Viernes, ¿menos productivo?

Poner una reunión importante un viernes por la tarde o el lunes a la  mañana no es una buena idea. Nuestra atención e implicación en el trabajo comienza a reducirse cuando tenemos casi un pie puesto en el fin de semana. Cuentas las horas para poder relajarte y hacer tus planes, pero hay que sacar el día adelante con la misma profesionalidad que el resto de la semana.

 

Desde Trabajos.com te proponemos algunos pequeños trucos para no distraer tu atención del trabajo durante el último día laborable de la semana:

  1. No comiences el viernes un proyecto importante

Si es posible guarda para el último día de la semana aquellos trabajos a los que no les tengas que dedicar demasiado tiempo o en los que no tengas que estar muy concentrada.
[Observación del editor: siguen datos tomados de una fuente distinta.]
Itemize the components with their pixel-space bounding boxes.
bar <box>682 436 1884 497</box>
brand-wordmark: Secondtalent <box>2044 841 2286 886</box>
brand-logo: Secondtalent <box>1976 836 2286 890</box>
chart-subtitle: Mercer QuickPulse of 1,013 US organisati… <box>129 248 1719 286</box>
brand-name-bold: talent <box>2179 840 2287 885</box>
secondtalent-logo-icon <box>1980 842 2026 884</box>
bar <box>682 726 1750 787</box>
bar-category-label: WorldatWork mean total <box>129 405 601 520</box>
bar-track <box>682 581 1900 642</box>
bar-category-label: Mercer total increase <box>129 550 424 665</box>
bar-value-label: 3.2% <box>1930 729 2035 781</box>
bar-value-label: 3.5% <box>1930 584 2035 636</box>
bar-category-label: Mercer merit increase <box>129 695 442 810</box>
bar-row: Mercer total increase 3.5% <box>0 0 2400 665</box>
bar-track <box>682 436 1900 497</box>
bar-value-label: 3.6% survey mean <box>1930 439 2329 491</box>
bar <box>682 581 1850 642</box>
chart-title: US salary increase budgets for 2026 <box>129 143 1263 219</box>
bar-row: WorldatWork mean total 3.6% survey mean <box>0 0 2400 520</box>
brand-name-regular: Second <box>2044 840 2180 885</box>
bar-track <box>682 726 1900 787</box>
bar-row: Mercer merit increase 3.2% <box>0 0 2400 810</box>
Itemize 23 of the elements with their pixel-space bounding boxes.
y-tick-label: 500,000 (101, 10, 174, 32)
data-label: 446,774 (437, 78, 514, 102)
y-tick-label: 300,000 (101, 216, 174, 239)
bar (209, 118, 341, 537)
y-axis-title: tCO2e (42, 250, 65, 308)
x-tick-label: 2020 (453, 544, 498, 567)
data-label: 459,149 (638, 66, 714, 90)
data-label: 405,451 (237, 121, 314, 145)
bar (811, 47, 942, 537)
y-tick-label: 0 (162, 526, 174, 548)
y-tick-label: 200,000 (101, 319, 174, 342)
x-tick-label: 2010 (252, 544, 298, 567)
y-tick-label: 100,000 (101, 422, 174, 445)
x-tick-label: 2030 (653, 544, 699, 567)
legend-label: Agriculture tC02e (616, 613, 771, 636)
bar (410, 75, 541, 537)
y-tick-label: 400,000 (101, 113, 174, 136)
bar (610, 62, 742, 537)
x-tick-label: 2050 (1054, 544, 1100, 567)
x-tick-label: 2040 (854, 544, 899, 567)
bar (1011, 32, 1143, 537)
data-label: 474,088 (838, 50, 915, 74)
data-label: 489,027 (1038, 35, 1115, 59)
Por ejemplo, organizar el papeleo, organizar los documentos del escritorio o responder a los mensajes de la bandeja de entrada.

Aun así no dejes pasar el tiempo, céntrate en pequeñas tareas para empezar el lunes por la mañana sin sobrecarga de trabajo. Crea una lista de cosas que hacer y ve tachándolas cuando las acabes, te ayudará a motivarte a terminar la pequeña lista creada con ayuda de un café.

  1. Organiza la siguiente semana

Planificar las tareas que debes llevarse a cabo la siguiente semana es algo llevadero y que te ayudará a llegar el lunes y comenzar con tu trabajo más tranquilo. Aprovecha también para ver los resultados obtenidos en el trabajo de la semana y saber qué mejorar la próxima.

  1. Haz jornadas más cortas

En muchas oficinas ya  no se trabaja los viernes por las tardes. Esta es una muy buena idea ya que con un pie en el fin de semana la cabeza no se concentra tanto en el trabajo y el ambiente en la oficina es mejor. Esto ayuda a organizar mejor las últimas tareas de la semana porque tenemos la motivación de que descansaremos más tiempo.

Un consejo que puede ayudarte es que comiences el día con la tarea que requiera mayor atención, ya que a primera hora nuestro cerebro está más descansado, y si es posible, alargar todo lo que se pueda la hora del café, para que cuando vuelvas y ya no estés tan concentrado te centres en las pequeñas tareas y pasen las últimas horas más rápido.